CASE STUDY #2: RASH IN A YOUNG FEMALE

TRACEY DAVIDOFF, MD, FCUCM

Dermadilemma# 2: What caused this rash in a 10-year-old girl?
A 10-year-old female presents to the clinic with complaints of an itchy rash on her buttocks for 2 days. Hydrocortisone cream and oral diphenhydramine have been ineffective. She denies a history of allergies, using new soaps, or detergents, but does note that she purchased a new bathing suit which she wore for the first time just prior to onset of the rash. There is no fever, chills or systemic symptoms, and the rash is only present on the buttocks. She has been vaccinated for Varicella virus. What is your diagnosis?

A: Contact dermatitis

B: Sea bather’s eruption

C: Hot tub folliculitis

D: Scabies

E: Herpes Zoster virus

Answer: C. Hot tub folliculitis. Hot tub folliculitis is generally a benign, self-limited condition caused by bathing in under-chlorinated pools and hot tubs contaminated with Pseudomonas aeruginosa. Papules, nodules, or pustules may occur and are generally itchy. Some patients will have a low-grade fever and malaise. Lesions may be anywhere on the body. Most cases will improve without treatment. Severe cases that are highly symptomatic or persistent may be treated with ciprofloxacin. Upon further questioning the girl had worn her new bathing suit in a hot tub the evening before the rash occurred. It was unknown if others in the hot tub had similar rashes. 

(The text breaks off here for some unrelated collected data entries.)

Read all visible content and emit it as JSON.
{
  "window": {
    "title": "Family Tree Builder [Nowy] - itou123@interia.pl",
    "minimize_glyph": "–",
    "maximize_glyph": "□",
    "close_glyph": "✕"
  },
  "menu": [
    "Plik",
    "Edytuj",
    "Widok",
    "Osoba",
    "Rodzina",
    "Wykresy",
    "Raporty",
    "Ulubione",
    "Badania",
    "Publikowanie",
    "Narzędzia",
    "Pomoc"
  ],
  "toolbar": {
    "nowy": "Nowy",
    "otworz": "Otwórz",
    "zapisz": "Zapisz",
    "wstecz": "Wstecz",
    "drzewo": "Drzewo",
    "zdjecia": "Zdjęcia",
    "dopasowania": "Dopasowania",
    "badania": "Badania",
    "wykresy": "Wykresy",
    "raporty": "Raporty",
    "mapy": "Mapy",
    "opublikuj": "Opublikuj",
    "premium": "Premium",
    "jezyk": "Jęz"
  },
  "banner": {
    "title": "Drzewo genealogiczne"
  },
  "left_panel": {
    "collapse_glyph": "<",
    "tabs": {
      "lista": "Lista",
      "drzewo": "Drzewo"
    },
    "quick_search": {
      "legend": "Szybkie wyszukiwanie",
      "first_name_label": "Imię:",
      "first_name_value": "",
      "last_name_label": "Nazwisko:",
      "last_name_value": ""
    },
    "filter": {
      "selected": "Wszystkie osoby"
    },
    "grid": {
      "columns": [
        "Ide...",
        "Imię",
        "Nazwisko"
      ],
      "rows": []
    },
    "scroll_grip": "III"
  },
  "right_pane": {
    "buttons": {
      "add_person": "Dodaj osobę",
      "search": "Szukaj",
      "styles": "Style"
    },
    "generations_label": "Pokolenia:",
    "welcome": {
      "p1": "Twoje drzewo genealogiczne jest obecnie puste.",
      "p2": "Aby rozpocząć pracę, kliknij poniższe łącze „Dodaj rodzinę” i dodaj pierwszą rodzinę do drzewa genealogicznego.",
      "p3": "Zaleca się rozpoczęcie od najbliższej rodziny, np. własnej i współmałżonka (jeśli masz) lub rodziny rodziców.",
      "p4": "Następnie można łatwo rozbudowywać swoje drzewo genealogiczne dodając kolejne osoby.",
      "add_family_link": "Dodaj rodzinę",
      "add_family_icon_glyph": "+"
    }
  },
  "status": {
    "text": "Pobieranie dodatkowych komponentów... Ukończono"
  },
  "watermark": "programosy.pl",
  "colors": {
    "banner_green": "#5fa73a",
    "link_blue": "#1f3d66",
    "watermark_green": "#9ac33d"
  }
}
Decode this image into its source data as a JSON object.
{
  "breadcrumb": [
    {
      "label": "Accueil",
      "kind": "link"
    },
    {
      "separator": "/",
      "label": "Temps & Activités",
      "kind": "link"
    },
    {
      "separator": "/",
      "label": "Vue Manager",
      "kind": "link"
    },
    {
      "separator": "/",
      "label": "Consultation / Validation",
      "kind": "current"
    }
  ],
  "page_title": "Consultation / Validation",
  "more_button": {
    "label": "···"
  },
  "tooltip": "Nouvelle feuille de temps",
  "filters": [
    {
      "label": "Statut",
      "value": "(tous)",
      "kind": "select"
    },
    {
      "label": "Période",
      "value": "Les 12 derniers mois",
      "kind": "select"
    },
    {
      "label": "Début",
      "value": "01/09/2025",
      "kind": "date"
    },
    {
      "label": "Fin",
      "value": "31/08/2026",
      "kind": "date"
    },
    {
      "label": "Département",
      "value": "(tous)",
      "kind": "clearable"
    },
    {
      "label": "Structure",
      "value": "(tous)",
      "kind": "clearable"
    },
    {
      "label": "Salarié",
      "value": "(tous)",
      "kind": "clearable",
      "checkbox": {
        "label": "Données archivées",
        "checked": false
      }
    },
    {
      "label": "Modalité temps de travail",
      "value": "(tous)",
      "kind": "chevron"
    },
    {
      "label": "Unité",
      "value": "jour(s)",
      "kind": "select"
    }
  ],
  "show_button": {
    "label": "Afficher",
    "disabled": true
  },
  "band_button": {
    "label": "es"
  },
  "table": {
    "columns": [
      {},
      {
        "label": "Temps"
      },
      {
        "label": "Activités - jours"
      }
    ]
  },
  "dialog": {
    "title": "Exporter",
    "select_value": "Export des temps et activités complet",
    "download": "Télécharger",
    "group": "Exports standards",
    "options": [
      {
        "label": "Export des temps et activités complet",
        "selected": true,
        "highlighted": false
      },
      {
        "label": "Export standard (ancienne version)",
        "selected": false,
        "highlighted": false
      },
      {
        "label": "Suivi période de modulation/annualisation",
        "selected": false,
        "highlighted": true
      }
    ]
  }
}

Sea bather’s eruption has a very similar appearance to hot tub folliculitis but requires a history of swimming in the ocean. Lesions occur strictly under a bathing suit, wet suit, or even watch band. This condition occurs when larvae of the Cnidaria phylum (jellyfish) release nematocysts and inject toxins. This condition is self-limited and should be treated by removing swim garments and rinsing the skin, topical steroids, and oral antihistamines. 

The appearance of this rash is dissimilar to scabies, as is the location. HZV would be unlikely in a 10-year-old and would not be on both buttocks. 

Hot tub folliculitis can be prevented by maintaining proper levels of chlorine and pH in bathing tubs and pools.